Distance swimmer Lani Pallister, kicked off her Australian Team campaign with a Bronze Medal in the 1500m at the FINA World Championships in Budapest before COVID halted her 800m challenge following the heats. Following in the footsteps of her mother, Janelle Elford, a triple medallist at the Auckland 1990 Commonwealth Games, winning gold in the 4 x 200m freestyle relay, Pallister is focused on recovering and getting back to her best before arriving in Birmingham.
Ariarne Titmus cemented her name on the list, swimming a world record in the 400m freestyle in Adelaide at the Australian Trials before sitting out the World Championships. The winner of three gold medals at the Gold Coast 2018 Commonwealth Games, Titmus is looking for another neckful of medals after a triumphant Tokyo Olympics.
“I’ve just loved swimming the past six months. I’ve been going to training and enjoying the sport – which is so underestimated,” Titmus said following her world record breaking swim.
“I am very excited to be going to the Games and I think we’ve got a great team going in. It’s insane the depth we have,” she said.
By virtue of their success in Tokyo, winning individual medals, Titmus, McKeon, McKeown, Stubblety-Cook and Brendon Smith were granted automatic selection for the Birmingham 2022 Commonwealth Games. The others in the green-and-gold Dolphins squad were selected on their performances at the Australian Swimming Championships.
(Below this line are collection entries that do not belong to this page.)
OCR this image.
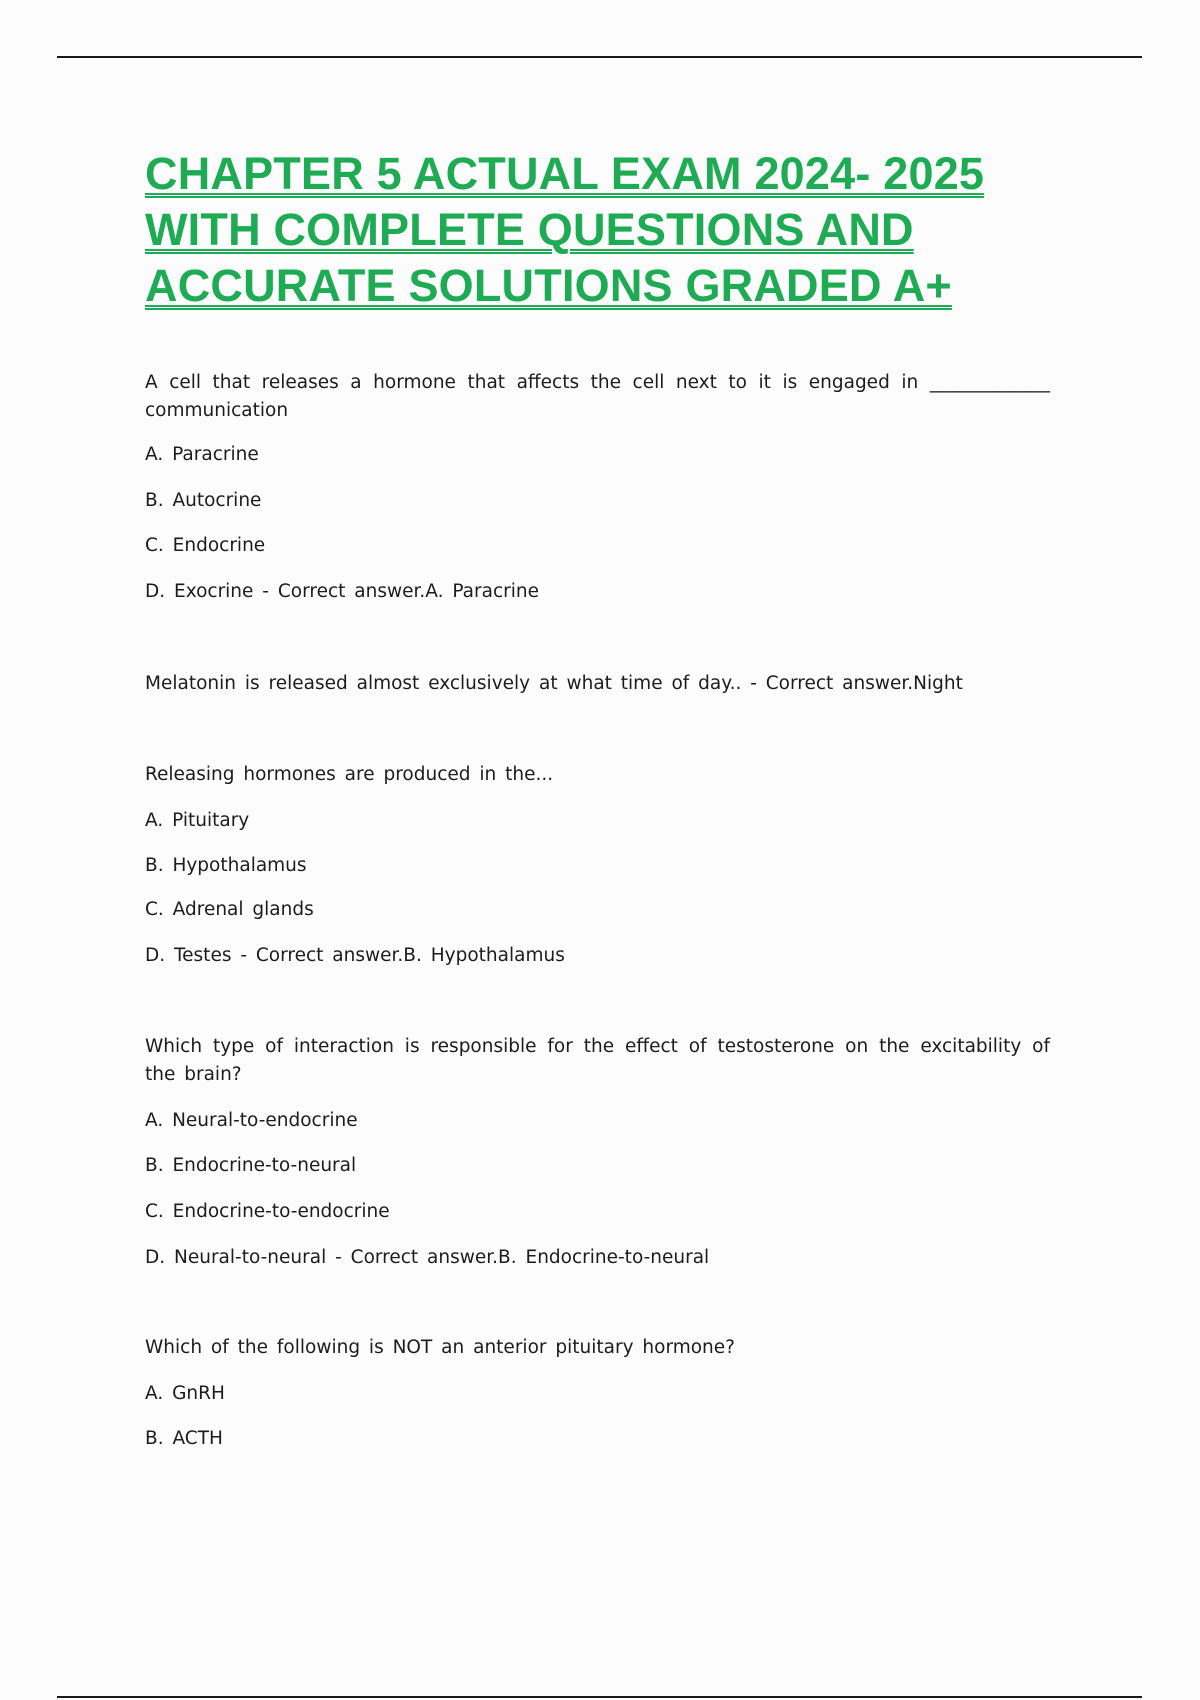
CHAPTER 5 ACTUAL EXAM 2024- 2025
WITH COMPLETE QUESTIONS AND
ACCURATE SOLUTIONS GRADED A+
A cell that releases a hormone that affects the cell next to it is engaged in _____________ communication
A. Paracrine
B. Autocrine
C. Endocrine
D. Exocrine - Correct answer.A. Paracrine
Melatonin is released almost exclusively at what time of day.. - Correct answer.Night
Releasing hormones are produced in the...
A. Pituitary
B. Hypothalamus
C. Adrenal glands
D. Testes - Correct answer.B. Hypothalamus
Which type of interaction is responsible for the effect of testosterone on the excitability of the brain?
A. Neural-to-endocrine
B. Endocrine-to-neural
C. Endocrine-to-endocrine
D. Neural-to-neural - Correct answer.B. Endocrine-to-neural
Which of the following is NOT an anterior pituitary hormone?
A. GnRH
B. ACTH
Gold Coast-based Emma McKeon has a phenomenal Commonwealth Games record, having claimed eight gold medals in two appearances at Glasgow (2014) and the Gold Coast (2018).
Kaylee McKeown, who is also based on the Gold Coast, debuted at the 2018 Commonwealth Games finishing fourth in the women’s 100m and 200m backstroke events. She returns for her second Commonwealth Games, as a three-time Olympic gold medallist and a World Champion in the 200m backstroke and silver medallist in the 200IM at Budapest. She’ll take to the blocks in Birmingham alongside her sister, Taylor, who won gold in Glasgow in 2014 but missed the Gold Coast and Tokyo Games due to injury.
Zac Stubblety-Cook, 23, from Brisbane, set a new world record in the 200m breaststroke during the Australian Swimming Championships, his gold-medal event in Tokyo and topped that off with a Gold Medal at the World Championships in Budapest. Since making his Commonwealth Games debut on the Gold Coast he has matured greatly and is aiming to enhance his reputation as the world’s best breaststroker in Birmingham.
“I was just trying to swim fast – I didn’t think that fast,” he said of his record swim in Adelaide.
“Last year we put everything in and we got the Olympic gold. This year there is a lot less pressure, so it is a different kettle of fish. I am just stoked.”
Mollie O’Callaghan, who will be making her Commonwealth Games debut, arrives in Birmingham after an outstanding World Championships where she became World Champion in the 100m Freestyle and won a Silver Medal in the 200m Freestyle. She already has two Olympic gold medals and several World's medals to her name, as a member of Australia’s 4 x 100 freestyle, 4 x 100m medley relay teams and the mixed relay team.
“I sometimes doubt myself a little, so I am really surprised that it was such a big jump. Before I was kind of like the underdog, but this year … it is quite crazy,” she said.
Freestyle sprinter Shayna Jack, returned to the world stage in Budapest winning Gold with her teammates in the 4 x 100m Freestyle Relay before disaster struck and she broke her hand in a freak accident in the warm up pool ruling her out of her two individual events. She is now on a race against time to be back fighting fit for Birmingham.
This team will undoubtedly add to Australia’s rich legacy in Birmingham. With such talent on display, it is sure to be an exciting event for swimming fans around the world and the Queensland Academy of Sport is proud to have played a role in supporting the QAS athletes perform at their best.
The Birmingham 2022 Commonwealth Games will be held from Thursday 28 July to Monday 8 August with the Swimming competition taking place from Friday 29 July to Wednesday 3 August at the Sandwell Aquatics Centre.